Wilderness Watch has Kevin Proescholdt on the payroll so they could just as well be known as Friends West. Proescholdt has been anti-motor from his days with the Friends and apparently he’s looking for some free flights to Minnesota out of this lawsuit.
With lawsuits there are lawyers wearing suits and they will need to be paid to pay for those fancy suits.
“Wilderness Watch seeks the award of costs of suit, including attorney and any expert witness fees pursuant to the Equal Access to Justice Act, and such other relief as this Court deems just and proper.”
Anyone want to place a bet on Proescholdt planning to be called as an expert witness? If you’re not getting attorney’s fees, you can go after “expert witness fees.”

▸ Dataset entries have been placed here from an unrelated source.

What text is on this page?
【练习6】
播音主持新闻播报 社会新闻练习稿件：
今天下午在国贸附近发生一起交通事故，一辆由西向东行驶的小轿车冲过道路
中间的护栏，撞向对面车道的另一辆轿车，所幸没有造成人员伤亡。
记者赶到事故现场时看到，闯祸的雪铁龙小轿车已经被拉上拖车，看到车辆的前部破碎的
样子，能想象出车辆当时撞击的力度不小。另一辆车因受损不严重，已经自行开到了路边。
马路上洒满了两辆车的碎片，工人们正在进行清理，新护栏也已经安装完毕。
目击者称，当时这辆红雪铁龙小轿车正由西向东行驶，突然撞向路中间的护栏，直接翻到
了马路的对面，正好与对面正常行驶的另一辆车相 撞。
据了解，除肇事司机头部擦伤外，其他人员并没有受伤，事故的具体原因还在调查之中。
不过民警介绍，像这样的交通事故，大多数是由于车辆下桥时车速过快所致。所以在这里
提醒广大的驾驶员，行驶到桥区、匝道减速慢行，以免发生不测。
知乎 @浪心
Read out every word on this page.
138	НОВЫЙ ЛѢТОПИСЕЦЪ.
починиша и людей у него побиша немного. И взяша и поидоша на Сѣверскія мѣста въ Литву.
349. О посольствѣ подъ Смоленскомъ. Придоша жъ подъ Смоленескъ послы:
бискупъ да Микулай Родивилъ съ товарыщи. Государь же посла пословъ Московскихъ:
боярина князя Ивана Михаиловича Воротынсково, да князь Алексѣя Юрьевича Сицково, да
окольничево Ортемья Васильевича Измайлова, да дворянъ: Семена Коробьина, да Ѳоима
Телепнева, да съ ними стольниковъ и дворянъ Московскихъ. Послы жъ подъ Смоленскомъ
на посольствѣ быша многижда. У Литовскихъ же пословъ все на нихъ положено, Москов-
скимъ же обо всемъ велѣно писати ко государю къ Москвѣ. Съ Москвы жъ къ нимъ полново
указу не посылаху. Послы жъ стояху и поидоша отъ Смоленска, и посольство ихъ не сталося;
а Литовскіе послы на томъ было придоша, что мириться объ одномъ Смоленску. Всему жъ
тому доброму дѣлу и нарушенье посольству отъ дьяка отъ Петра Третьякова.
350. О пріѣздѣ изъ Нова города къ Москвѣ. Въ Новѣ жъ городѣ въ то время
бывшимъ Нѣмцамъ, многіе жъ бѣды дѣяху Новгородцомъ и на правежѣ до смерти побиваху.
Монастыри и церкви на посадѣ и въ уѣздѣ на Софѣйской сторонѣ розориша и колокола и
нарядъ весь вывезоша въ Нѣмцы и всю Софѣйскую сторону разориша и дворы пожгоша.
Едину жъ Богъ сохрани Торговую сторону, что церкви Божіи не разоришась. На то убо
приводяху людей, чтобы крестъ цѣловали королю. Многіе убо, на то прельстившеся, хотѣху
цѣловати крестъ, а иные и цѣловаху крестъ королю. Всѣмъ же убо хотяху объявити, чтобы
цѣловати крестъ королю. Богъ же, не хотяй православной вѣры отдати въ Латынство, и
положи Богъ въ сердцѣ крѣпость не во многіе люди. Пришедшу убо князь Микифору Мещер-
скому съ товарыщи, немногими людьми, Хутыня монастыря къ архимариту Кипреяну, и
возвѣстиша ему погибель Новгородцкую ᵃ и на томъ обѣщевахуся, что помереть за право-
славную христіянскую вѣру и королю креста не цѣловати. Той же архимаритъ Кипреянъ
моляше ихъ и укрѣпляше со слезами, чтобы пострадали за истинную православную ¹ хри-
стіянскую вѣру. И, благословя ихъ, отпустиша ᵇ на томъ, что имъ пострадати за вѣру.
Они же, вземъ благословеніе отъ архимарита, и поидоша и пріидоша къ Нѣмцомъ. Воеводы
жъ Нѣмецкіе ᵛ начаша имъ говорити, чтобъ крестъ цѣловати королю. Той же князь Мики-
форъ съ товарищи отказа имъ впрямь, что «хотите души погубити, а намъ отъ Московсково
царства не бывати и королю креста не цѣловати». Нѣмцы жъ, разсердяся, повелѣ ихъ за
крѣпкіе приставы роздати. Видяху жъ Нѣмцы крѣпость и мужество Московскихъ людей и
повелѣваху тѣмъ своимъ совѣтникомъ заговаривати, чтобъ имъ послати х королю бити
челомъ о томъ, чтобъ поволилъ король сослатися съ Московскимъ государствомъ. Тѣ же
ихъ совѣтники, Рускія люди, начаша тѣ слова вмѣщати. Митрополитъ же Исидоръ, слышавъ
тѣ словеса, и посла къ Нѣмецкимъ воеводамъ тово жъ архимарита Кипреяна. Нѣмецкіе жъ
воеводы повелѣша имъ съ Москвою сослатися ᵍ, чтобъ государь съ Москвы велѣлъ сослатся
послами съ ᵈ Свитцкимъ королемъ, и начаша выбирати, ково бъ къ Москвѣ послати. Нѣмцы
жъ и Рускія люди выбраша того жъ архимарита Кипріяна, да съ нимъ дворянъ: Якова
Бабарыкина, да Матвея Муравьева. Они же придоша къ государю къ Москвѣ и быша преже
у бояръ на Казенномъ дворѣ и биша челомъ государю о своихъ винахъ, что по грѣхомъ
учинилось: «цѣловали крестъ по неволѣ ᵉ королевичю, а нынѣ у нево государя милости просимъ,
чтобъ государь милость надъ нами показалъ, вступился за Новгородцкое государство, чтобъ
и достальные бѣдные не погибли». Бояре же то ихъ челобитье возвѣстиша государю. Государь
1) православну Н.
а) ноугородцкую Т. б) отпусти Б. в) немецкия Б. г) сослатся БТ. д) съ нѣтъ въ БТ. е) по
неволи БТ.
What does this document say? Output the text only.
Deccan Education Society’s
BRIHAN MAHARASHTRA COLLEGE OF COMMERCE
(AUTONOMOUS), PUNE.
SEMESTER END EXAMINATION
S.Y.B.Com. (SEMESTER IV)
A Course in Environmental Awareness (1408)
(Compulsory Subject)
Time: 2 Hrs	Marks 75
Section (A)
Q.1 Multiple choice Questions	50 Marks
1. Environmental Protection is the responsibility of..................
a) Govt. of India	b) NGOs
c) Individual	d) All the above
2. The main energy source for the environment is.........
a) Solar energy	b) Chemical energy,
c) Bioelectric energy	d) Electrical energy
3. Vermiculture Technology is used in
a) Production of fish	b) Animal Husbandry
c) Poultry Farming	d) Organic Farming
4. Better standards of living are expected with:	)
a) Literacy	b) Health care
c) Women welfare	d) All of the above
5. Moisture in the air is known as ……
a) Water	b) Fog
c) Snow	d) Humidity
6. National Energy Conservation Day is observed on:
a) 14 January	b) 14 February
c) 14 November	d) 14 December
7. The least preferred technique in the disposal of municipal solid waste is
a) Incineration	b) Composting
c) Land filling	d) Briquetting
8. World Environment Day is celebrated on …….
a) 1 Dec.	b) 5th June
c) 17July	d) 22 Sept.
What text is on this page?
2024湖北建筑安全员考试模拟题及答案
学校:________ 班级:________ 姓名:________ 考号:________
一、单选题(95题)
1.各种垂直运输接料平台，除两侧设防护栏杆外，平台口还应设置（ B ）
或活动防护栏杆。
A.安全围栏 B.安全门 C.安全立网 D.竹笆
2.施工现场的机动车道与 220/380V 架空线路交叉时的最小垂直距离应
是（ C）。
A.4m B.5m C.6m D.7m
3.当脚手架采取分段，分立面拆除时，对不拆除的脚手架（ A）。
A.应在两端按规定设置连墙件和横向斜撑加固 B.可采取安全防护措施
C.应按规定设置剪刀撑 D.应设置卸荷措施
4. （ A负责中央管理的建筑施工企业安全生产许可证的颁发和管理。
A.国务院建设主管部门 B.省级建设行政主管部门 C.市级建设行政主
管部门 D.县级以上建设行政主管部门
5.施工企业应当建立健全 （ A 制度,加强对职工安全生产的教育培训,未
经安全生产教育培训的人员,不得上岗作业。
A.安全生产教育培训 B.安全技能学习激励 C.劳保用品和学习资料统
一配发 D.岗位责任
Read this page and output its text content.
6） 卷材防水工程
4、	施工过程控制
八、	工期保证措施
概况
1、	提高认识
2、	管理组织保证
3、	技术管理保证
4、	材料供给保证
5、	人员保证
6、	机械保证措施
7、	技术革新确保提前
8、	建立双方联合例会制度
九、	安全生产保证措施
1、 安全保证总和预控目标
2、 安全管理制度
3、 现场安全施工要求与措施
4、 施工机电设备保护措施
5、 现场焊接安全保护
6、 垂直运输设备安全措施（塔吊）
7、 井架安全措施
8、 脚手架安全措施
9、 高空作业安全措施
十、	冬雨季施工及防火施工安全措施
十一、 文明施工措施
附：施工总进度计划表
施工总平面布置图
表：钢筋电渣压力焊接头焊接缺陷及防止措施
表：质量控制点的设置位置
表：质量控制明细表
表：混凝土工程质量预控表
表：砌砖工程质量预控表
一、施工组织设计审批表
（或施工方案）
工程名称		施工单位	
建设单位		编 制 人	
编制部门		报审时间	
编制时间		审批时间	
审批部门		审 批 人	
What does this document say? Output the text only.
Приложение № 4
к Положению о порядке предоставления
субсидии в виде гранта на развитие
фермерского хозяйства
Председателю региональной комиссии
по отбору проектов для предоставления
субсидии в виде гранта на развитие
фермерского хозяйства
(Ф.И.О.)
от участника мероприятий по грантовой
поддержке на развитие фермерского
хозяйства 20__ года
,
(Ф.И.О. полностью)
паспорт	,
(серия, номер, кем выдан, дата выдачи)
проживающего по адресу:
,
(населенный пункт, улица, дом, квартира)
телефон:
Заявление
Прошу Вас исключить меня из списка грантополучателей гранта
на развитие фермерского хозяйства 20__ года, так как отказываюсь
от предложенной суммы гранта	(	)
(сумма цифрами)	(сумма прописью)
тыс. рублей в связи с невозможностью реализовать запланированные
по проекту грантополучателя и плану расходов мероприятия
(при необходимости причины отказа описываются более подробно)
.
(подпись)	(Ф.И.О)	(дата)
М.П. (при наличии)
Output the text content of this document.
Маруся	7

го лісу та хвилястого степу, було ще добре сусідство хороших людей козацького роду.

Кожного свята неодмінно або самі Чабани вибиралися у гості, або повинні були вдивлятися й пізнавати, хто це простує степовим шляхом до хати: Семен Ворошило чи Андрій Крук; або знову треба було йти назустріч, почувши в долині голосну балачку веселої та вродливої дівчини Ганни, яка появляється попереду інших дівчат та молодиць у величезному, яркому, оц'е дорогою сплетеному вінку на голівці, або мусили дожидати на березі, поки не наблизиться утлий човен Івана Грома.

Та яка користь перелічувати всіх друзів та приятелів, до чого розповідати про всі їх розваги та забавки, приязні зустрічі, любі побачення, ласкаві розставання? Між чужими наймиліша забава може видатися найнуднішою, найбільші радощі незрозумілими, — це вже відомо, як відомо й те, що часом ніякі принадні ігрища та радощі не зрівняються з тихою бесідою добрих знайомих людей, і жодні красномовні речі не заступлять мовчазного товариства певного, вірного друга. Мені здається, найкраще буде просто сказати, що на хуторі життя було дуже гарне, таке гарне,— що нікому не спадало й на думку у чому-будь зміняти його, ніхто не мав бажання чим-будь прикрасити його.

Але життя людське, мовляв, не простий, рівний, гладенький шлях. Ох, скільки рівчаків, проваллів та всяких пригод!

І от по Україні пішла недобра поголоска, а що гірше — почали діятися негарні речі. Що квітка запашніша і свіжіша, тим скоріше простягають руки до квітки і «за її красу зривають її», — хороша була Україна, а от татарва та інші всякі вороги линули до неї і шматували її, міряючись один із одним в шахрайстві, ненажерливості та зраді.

The real problem with this lawsuit is that it’s built on a house of cards. The numbers used to determine motor boat usage are fatally flawed. The Forest Service was the one to point this out in 2011 when after 12 years of legal wrangling the agency admitted they could not come up with the numbers the court requested.
Without a good base number, the rest of the numbers mean nothing. The lawsuit claims motorboat usage is too high and above the quotas. But the quotas have to be questioned by anyone and everyone who travelled into the BWCA during the key years of 1976 to 1978.
Back then outfitters and people who lived on the affected lakes were issued stickers for boats so they could come and go as they pleased. There are no records of how many boats there really were or how many times they went in the BWCA. And that number is the key for determining all others.
No matter the outcome, the only sure thing to come out of this will be our tax dollars being spent on another frivolous lawsuit. Forest Service employees will spend time generating paperwork for this lawsuit instead of clearing portages or educating BWCA users. In our opinion, that’s the real crime here.
And you don’t even have to pay us an expert witness fee.